Polyrepo has real uses, and one is worth stating up front. You can run several monorepos, so "not everything in one repo" doesn't mean "one repo per project."

Keep things apart when teams own unrelated products that share no code and ship on their own cycles, where a monorepo buys you nothing and a separate repo keeps release timing and customer-facing changelogs clean.

Compliance can make the split non-negotiable, since government contractors and customers who require that only named people touch the code are best served by a repository walled off from everything else. Open-sourcing is the other common case, where a dedicated public repo lets outside contributors in without dragging the rest of your codebase along.

Let’s say you've made the call and moved to a monorepo. The bet comes due here. Every advantage came from putting teams in the same tree, and that same closeness means one careless PR now reaches everyone downstream. On a busy monorepo the reviewer catching it is a person working through dozens of PRs a week, and people miss things.

On top of that sits a newer pressure: a growing share of the code in pull requests wasn't written by anyone on the team.

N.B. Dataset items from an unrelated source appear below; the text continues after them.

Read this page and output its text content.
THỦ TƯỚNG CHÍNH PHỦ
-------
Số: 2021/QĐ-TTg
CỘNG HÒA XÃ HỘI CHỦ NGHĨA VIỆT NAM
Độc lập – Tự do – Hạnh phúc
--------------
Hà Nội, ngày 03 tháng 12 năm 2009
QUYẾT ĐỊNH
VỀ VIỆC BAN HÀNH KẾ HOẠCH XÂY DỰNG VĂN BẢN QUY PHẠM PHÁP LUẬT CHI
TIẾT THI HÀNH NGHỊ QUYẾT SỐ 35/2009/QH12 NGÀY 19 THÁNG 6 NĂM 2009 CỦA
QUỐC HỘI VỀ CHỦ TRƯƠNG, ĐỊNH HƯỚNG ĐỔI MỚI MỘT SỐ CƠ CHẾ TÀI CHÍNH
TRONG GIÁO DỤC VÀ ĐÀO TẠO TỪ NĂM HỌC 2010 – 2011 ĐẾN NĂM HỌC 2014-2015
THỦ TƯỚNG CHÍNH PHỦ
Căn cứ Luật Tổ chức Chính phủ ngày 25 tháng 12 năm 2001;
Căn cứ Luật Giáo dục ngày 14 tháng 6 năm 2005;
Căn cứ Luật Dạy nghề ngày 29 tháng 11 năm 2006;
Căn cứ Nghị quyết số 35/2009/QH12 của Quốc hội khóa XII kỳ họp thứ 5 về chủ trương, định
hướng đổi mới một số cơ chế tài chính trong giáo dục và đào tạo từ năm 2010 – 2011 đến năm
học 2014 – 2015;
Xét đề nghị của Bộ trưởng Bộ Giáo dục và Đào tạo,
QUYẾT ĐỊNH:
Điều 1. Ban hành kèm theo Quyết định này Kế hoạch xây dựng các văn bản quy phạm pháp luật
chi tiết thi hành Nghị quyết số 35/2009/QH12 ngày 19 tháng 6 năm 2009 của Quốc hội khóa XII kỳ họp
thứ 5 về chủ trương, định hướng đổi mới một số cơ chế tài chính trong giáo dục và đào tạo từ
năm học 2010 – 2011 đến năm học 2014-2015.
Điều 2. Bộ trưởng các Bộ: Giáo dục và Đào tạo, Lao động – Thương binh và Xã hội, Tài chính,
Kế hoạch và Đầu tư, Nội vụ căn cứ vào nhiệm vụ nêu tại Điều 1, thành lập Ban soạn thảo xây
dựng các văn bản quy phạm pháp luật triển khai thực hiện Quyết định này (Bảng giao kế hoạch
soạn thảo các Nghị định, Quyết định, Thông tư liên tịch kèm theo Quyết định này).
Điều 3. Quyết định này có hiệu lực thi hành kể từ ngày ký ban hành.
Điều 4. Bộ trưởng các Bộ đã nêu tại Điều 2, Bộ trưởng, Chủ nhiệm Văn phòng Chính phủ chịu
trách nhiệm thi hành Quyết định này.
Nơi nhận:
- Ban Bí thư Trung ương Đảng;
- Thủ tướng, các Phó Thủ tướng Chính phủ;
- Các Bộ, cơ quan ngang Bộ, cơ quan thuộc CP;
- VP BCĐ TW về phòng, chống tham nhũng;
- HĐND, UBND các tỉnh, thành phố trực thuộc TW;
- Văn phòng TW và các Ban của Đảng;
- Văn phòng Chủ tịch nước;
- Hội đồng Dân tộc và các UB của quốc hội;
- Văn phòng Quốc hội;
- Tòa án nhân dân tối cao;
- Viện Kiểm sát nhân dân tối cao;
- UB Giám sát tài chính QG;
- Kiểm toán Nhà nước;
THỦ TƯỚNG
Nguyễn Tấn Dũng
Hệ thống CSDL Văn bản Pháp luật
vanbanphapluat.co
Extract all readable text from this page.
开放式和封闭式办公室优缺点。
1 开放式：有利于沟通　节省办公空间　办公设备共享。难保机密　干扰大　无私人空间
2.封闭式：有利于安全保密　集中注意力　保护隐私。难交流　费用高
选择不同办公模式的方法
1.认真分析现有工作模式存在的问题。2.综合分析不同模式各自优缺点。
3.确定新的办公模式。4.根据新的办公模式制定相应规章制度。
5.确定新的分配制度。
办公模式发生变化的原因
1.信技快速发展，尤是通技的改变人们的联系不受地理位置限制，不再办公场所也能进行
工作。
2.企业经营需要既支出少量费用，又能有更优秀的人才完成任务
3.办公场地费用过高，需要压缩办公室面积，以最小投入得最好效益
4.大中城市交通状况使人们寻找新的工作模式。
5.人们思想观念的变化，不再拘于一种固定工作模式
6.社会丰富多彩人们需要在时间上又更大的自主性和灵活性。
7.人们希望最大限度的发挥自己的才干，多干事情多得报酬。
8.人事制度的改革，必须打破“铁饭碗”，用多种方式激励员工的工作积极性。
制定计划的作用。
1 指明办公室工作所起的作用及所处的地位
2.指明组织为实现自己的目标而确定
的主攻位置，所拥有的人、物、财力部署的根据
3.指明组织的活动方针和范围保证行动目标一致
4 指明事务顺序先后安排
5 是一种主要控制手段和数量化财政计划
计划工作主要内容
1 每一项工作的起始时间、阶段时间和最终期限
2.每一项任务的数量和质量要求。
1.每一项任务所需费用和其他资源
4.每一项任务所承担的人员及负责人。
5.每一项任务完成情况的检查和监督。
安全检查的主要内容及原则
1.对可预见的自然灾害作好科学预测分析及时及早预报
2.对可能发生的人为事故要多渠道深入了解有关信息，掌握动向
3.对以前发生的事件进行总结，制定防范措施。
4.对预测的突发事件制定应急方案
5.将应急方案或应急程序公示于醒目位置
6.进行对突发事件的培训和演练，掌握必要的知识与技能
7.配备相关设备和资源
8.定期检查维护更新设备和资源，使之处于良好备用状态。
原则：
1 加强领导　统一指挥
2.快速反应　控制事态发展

A coding agent produced it, and the reviewer is now evaluating code they didn't author and may not fully understand. That changes the question from "would I have written it this way" to something harder: "what does this actually do, and where does it break."

CodeRabbit's analysis of [AI-authored versus human-authored PRs](https://coderabbit.ai/blog/state-of-ai-vs-human-code-generation-report) found that AI-generated changes carry roughly 1.7x more issues on average, and more than 3x more readability problems. In a monorepo, that code lands right next to everyone's shared logic, which makes the comprehension gap a shared problem too.

CodeRabbit takes the repetitive first pass so your reviewers can spend their attention on architecture and intent. On a monorepo, a few things make it worth having:

It traces changes through the code graph and flags breaking API changes against the callers they affect, before the PR merges.

It opens each review with a plain-language summary, a walkthrough, and an architecture diagram, so a reviewer facing an unfamiliar change can see what it does before judging whether it's right.

It holds style and convention consistent across packages and calls out missing docs, which is where shared code rots fastest.

It runs 50-plus linters and SAST scanners inline, and learns from your team's feedback over time rather than applying a generic checklist.

None of this replaces human review. It makes the human faster and keeps the standard, even across teams that would otherwise drift apart.

The context isn't limited to a single tree either. For polyrepos, Linked Repositories and [Multi-Repo Analysis](https://docs.coderabbit.ai/knowledge-base/multi-repo-analysis) extend the same reasoning across related repositories, so a renamed field in an API schema surfaces against the services that parse it even when they live somewhere else. That's what matters for teams with microservices, shared SDKs, or a split frontend and backend.